Fatma Karahasanoğlu


ÇÖL

Bir gün, bir adam çölde kaybolur. Yiyeceği ve suyu çoktan tükenmişti.


                ÇÖL

 

                      Bir gün, bir adam çölde kaybolur. Yiyeceği  ve suyu çoktan tükenmişti. 

İki üç gün susuz ve aç kaldığından halsiz ve bitkindi. Birkaç saate kadar su bulamazsa, daha da bitkin düşecekti. 

Umudunu kaybetmeden çölde dolaşmaya devam etti. Uzaktan gördüğü kulübe umudunu artırdı. Serap olup olmadığını anlamak için gözlerini bir kaç kez ovuşturdu. Daha önce gözleri serap görmüştü. 

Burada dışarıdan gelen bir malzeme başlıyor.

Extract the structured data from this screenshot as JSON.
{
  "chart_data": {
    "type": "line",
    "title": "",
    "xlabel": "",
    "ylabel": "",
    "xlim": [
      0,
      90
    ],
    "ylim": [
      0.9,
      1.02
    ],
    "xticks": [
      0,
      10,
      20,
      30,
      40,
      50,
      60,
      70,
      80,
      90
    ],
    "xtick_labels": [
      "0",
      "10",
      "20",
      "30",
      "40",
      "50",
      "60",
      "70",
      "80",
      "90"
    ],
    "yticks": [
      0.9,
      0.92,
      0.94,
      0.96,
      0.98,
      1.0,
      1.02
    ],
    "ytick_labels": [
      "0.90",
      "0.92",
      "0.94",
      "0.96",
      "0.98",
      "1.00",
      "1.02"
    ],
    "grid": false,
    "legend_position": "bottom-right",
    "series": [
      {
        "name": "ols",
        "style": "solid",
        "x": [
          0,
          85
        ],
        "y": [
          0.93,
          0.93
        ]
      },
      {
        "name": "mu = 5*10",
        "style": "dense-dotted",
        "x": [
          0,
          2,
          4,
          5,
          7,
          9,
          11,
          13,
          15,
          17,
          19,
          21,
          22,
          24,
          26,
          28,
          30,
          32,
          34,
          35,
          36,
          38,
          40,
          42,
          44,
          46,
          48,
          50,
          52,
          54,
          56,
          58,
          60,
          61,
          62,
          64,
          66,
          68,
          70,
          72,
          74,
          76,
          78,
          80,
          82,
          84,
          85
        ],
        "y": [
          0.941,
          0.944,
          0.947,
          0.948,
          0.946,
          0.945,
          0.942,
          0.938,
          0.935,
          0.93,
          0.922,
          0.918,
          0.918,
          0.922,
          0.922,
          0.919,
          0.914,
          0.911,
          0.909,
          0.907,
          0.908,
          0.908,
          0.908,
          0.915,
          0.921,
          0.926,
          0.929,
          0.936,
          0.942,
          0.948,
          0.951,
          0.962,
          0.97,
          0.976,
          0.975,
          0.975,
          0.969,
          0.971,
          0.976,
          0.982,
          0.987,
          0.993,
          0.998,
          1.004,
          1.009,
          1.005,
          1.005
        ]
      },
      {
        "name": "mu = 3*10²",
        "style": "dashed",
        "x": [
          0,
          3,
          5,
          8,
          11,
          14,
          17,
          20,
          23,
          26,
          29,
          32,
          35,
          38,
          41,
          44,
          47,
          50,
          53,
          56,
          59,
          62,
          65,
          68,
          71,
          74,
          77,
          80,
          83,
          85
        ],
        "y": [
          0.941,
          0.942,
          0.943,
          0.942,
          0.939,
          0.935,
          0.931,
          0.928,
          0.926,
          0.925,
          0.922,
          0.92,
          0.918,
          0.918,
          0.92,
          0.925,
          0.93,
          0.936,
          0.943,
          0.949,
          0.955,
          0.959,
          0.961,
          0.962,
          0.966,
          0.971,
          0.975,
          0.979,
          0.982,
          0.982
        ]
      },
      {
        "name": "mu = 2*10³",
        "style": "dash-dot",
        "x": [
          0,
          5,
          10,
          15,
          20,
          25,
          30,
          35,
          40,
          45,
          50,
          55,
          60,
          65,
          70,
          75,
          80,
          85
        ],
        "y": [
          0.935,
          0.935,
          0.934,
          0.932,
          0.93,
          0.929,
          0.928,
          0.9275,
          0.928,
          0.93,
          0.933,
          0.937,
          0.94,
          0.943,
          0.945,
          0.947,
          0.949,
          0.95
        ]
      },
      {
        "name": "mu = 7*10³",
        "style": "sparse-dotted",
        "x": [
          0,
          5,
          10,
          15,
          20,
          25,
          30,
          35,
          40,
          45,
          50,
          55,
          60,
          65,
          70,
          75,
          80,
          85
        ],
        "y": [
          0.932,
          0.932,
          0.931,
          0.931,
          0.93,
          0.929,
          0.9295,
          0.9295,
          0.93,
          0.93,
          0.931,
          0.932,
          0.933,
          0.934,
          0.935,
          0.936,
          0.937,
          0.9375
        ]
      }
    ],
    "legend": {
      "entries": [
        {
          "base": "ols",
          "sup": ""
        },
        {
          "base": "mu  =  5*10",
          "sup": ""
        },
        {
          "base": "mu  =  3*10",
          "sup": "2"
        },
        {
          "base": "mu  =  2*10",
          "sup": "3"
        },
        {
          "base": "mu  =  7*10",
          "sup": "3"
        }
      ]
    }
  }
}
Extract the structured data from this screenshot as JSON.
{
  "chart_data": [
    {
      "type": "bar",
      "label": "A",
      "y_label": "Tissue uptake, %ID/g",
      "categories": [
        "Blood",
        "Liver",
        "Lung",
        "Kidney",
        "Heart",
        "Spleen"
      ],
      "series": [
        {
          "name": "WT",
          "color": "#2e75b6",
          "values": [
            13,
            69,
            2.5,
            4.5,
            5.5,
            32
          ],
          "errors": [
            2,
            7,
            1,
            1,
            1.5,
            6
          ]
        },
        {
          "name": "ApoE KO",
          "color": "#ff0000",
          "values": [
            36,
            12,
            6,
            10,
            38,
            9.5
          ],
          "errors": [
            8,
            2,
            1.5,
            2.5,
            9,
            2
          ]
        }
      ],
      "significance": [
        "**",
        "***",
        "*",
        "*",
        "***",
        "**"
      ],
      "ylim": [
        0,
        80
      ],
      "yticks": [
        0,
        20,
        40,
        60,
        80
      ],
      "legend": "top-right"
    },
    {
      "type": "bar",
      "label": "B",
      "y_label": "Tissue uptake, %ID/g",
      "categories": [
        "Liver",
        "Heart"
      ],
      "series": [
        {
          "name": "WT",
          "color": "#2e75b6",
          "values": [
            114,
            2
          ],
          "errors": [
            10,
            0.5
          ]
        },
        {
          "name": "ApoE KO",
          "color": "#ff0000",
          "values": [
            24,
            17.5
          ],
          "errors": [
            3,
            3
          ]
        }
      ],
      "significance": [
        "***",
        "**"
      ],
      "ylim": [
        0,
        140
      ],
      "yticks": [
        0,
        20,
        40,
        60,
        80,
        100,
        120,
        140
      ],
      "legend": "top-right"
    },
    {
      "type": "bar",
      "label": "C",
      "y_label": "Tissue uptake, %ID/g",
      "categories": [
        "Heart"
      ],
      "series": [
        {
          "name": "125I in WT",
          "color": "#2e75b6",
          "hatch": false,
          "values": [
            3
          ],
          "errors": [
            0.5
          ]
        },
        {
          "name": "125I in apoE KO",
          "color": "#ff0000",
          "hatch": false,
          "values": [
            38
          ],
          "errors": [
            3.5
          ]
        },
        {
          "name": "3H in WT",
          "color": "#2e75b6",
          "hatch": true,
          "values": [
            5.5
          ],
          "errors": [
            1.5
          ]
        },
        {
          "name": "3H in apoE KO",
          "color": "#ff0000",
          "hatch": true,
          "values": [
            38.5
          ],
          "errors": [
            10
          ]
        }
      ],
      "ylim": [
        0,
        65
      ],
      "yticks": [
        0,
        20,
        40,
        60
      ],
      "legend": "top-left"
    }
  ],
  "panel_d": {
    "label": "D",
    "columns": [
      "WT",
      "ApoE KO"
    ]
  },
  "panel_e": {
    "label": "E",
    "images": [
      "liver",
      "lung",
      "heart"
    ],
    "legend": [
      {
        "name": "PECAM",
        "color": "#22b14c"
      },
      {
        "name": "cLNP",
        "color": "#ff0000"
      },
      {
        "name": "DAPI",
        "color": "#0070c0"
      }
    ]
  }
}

Kulübenin varlığına inanmak zorundaydı. Gittikçe yaklaştığı kulübe kaybolmadı. Serap değil, gerçekti. Kulübeye su bulmak umuduyla  girdi. Terk edilen kulübede sadece su pompası gördü. Kolu çevirdi. Ancak pompadan su çıkmadı. 

Ümitsizce yere yığıldı. Tavanda asılı şişe dikkatini çekti. Şişenin üzerindeki notu okudu; “Bu suyu pompayı çalıştırmak için kullan. Senden sonra gelecek yolcu için şişeyi tekrar doldur ve yerine as.” 

Adam, bir an karar veremedi. Suyu içip içmemekte tereddüt etti. Sonra notta yazıldığı gibi yaparak şişedeki suyu pompaya döktü. Pompada su olması içinde dua etti. Tek şansı ve umudu pompadan çıkacak suydu. 

Birkaç denemende sonra su fışkırdı. Soğuk ve temzi suyu kana kana içti. Bitkinliği ve yorgunluğu gitti. Şişeyi su doldurup tekrar yerine astı. Etrafına bakındıktan sonra başak bir not yazılı şişeyi gördü. yüreği yeniden yaşamla doldu.

Sonra notta yazdığı gibi, şişeyi tekrar doldurdu ve tavana astı.

Tam çıkmak üzereyken, başka bir şişe fark etti. Bu seferki şişenin içinde kalem ve harita vardı. Adam, haritayı eline aldı. Çölden nasıl çıkacağını gösteren haritayı iyice kafasın a yerleştirdikten sonra tekrar haritayı cam şişenin içine koydu. 

Çantasındaki boş mataraları su doldurdu. Son kez arkasına bakıp kulübeden çıktı. Birkaç adım sonra durdu. Geri dönüp, düşündü. 

Şişenin içerisin de duran kalemi eline alarak su dolu asılı şişenin üzerindeki nota;  “inan bana… Bu pompa çalışıyor.” Yazdı. 

                 Aç ve susuz kalmak hem fiziksel hem de ruh sağlığını olumsuz yönde etkiler. Çöl de geçen hikayede olduğu gibi.  İnsanın su ve yiyeceği tükenince, gözlerinin önünde seraplar geçer. Kendi kendine olmayan bir şeyi kabul ettirir. 

Kulübe haya değil gerçekti. Fakat gerçek de, olmayabilirdi. Çöl seraplara müsait yerdir. Uçsuz bucaksız çölde yürümek zor bir imkansızdır. Bir gök bir  de yer vardır. Yeryüzü de kumlarla kaplıdır. İlerledikçe yol alınmadığı düşünülür, yol alınmadıkça da, umutlar tükenir.